We will prioritize new features depending on the feedback of the community, but we are already planning to add:

  • additional text and sequence encoders (attention, co-attention, hierarchical attention, Transformer, ELMo and BERT derived models, bert is supported already).
  • additional image encoders (DenseNet and FractalNet).
  • image decoding (both image generation by deconvolution and pixel-wise classification for image segmentation).
  • time series decoding.
  • additional features types (point clouds, nested lists, multi-sentence documents, graphs, videos).
  • additional measures and losses.
  • additional data formatters and dataset-specific preprocessing scripts.

We also want to address some of the current limitations:

  • currently the full dataset needs to be loaded in memory in order to train a model. Image features already have a way to dynamically read batches of datapoints from disk, and we want to extend this capability to other datatypes.
  • a simple user interface in order to provide a live demo capability.
  • document lower level functions.
  • optimize the data I/O to TensorFlow.
  • increase the number of supported data formats beyond just CSV and integrating with Petastorm.
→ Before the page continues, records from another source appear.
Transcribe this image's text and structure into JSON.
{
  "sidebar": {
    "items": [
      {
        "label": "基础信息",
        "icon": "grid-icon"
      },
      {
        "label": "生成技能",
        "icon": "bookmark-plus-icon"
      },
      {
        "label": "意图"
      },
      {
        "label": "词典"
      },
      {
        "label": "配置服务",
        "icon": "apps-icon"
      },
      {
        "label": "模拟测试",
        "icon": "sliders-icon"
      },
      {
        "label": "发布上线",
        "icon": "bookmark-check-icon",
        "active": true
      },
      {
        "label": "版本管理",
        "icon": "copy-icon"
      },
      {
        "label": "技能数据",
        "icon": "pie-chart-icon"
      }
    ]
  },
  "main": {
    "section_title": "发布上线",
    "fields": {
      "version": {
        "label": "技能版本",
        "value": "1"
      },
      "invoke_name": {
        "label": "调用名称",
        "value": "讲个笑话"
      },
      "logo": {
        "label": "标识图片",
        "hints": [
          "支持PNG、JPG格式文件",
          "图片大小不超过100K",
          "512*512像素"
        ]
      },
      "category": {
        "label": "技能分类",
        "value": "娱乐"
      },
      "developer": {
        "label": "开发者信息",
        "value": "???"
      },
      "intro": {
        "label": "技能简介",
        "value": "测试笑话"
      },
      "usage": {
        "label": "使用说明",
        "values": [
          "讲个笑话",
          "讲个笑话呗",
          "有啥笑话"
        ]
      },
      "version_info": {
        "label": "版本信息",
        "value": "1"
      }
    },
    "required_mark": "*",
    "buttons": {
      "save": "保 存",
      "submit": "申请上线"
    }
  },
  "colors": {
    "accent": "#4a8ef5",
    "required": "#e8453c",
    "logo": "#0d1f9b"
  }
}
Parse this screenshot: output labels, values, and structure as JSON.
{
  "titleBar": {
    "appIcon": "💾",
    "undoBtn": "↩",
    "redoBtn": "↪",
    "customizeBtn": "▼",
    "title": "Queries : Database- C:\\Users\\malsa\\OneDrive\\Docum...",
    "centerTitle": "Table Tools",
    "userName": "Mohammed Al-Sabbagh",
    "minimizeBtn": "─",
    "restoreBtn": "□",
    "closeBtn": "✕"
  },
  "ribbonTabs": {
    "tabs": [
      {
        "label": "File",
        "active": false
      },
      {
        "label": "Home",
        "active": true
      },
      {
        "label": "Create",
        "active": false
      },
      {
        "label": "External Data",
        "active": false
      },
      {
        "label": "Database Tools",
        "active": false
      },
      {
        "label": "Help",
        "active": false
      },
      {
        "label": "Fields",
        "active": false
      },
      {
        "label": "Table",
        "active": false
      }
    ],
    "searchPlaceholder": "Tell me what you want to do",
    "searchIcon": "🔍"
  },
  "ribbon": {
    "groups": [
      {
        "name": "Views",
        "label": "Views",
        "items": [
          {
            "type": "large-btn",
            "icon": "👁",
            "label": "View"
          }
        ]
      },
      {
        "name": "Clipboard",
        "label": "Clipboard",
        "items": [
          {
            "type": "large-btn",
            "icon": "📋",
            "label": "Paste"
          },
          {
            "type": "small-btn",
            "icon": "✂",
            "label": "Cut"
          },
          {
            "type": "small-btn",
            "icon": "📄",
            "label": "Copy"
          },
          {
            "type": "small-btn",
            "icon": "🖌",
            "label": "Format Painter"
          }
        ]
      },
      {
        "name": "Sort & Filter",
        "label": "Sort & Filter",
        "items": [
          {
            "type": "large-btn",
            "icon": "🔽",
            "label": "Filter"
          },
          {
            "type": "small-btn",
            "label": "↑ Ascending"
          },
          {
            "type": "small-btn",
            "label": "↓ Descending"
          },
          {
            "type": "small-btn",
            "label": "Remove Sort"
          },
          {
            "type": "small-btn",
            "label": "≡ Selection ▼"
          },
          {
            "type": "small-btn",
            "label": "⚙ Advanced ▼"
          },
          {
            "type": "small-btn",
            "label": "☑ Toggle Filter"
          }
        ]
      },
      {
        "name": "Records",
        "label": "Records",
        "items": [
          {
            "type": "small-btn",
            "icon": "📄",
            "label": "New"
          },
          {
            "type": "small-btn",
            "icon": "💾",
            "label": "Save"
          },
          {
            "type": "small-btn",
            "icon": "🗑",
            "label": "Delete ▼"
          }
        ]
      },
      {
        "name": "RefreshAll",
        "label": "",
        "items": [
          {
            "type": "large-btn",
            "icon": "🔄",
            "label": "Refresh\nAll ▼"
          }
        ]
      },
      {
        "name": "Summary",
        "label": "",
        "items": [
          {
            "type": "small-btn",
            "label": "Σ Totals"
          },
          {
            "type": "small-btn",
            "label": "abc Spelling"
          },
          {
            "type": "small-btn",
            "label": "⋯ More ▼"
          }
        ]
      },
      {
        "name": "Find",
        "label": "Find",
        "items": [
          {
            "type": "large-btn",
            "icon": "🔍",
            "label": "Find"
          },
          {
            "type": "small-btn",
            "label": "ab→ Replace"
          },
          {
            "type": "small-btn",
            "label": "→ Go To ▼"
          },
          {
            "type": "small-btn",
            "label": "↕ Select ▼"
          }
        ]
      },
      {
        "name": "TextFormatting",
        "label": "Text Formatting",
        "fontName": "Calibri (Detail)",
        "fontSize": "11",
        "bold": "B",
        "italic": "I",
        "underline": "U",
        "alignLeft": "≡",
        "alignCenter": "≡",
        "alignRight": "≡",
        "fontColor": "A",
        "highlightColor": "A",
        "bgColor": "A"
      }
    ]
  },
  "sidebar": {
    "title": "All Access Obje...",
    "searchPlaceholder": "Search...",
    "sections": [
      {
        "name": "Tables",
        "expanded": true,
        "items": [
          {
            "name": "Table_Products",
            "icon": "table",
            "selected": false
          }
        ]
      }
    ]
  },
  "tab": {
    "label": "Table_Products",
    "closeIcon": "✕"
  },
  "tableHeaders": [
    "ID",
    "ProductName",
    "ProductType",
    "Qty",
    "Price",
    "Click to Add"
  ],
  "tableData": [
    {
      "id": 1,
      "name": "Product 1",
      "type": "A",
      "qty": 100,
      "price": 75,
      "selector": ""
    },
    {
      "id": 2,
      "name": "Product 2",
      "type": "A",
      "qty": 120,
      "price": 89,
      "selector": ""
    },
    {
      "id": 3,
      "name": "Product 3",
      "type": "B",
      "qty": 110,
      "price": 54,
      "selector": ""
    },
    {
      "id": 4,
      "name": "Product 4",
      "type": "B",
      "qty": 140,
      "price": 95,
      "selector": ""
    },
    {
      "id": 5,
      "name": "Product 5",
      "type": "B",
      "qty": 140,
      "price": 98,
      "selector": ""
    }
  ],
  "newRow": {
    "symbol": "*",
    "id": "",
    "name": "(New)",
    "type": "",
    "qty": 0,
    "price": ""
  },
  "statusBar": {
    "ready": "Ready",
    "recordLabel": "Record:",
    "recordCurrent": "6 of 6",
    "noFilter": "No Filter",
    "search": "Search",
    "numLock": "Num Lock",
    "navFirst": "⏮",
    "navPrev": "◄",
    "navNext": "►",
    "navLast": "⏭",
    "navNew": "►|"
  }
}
All these are opportunities to get involved in the community and contribute. Feel free to reach out to us and ask as there are tasks for all levels of experience.

Who are the authors of Ludwig?

  • Piero Molino is the main architect and maintainer
  • Yaroslav Dudin is a key contributor
  • Sai Sumanth Miryala contributed all the testing, logging and helped polishing.

Who else helped developing Ludwig?

  • Yi Shi who implemented the time series encoding
  • Ankit Jain who implemented the bag feature encoding
  • Pranav Subramani who contributed documentation
  • Alex Sergeev and Felipe Petroski Such who helped with distributed training
  • Emidio Torre helped with the initial design of the landing page

How can I cite Ludwig?

Please use this Bibtex:

@misc{Molino2019,
  author = {Piero Molino and Yaroslav Dudin and Sai Sumanth Miryala},
  title = {Ludwig: a type-based declarative deep learning toolbox},
  year = {2019},
  eprint = {arXiv:1909.07930},
}